Given the state of Goose Pond, it was not surprising that when we got down to Walden Pond, the water level there was quite low. Last time I was at the pond, the water was high enough that there were places where it was difficult to walk along the water’s edge, because the water came right up to the bushes. Today there were sandy beaches at least twenty feet wide all around the pond.

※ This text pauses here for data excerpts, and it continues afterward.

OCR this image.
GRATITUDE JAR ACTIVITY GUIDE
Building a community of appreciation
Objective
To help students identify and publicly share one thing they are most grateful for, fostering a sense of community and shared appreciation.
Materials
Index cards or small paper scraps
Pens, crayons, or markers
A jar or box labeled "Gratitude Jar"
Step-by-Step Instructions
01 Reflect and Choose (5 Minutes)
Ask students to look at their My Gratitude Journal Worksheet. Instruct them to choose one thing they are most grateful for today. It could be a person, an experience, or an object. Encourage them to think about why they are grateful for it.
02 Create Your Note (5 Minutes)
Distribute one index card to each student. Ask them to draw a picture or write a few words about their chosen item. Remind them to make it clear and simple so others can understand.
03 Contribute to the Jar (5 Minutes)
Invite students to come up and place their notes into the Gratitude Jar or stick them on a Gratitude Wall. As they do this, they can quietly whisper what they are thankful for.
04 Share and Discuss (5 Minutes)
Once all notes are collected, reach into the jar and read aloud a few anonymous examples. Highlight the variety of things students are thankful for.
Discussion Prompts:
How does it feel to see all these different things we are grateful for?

Walden Pond is not an isolated place, and there were swimmers and sunbathers dotted all around the perimeter of the pond. I used to walk around Walden in the fall and spring, so it seemed to me as though there were lots of people at the pond today, but Carol thought it seemed empty. From a historical perspective, Carol was closer to the truth than I: “The Concord Herald newspaper reported on September 5, 1935, that summer Sunday afternoon crowds reached 25,000 at Walden Pond and that total summer attendance was 485,000” (Colman and Friesz, p. 52). And really, all I had to do was think back to when I was a child, when the town of Concord offered swimming lessons at Walden; I remember hordes of children walking down the bluff from the school buses. By the standards of the past, there weren’t many people at Walden Pond this morning.

BlogJul2016b

We walked around the pond. Once we got away from the sandy shores of the pond, we saw far fewer people: a woman showing two children the site of Henry Thoreau’s cabin; a runner who was too obviously pleased with the condition of his body; an man with wild gray hair, a wide-eyed expression, and a walking stick (I thought to myself, perhaps unfairly: he must be a Thoreau fan); and two women off in the distance wearing brightly-colored knee-length dresses. The rest of the people were in or within thirty feet of the water.

We left Walden Pond, took care of one or two things at the condo, and drove to Westborough, the first leg of our drive home.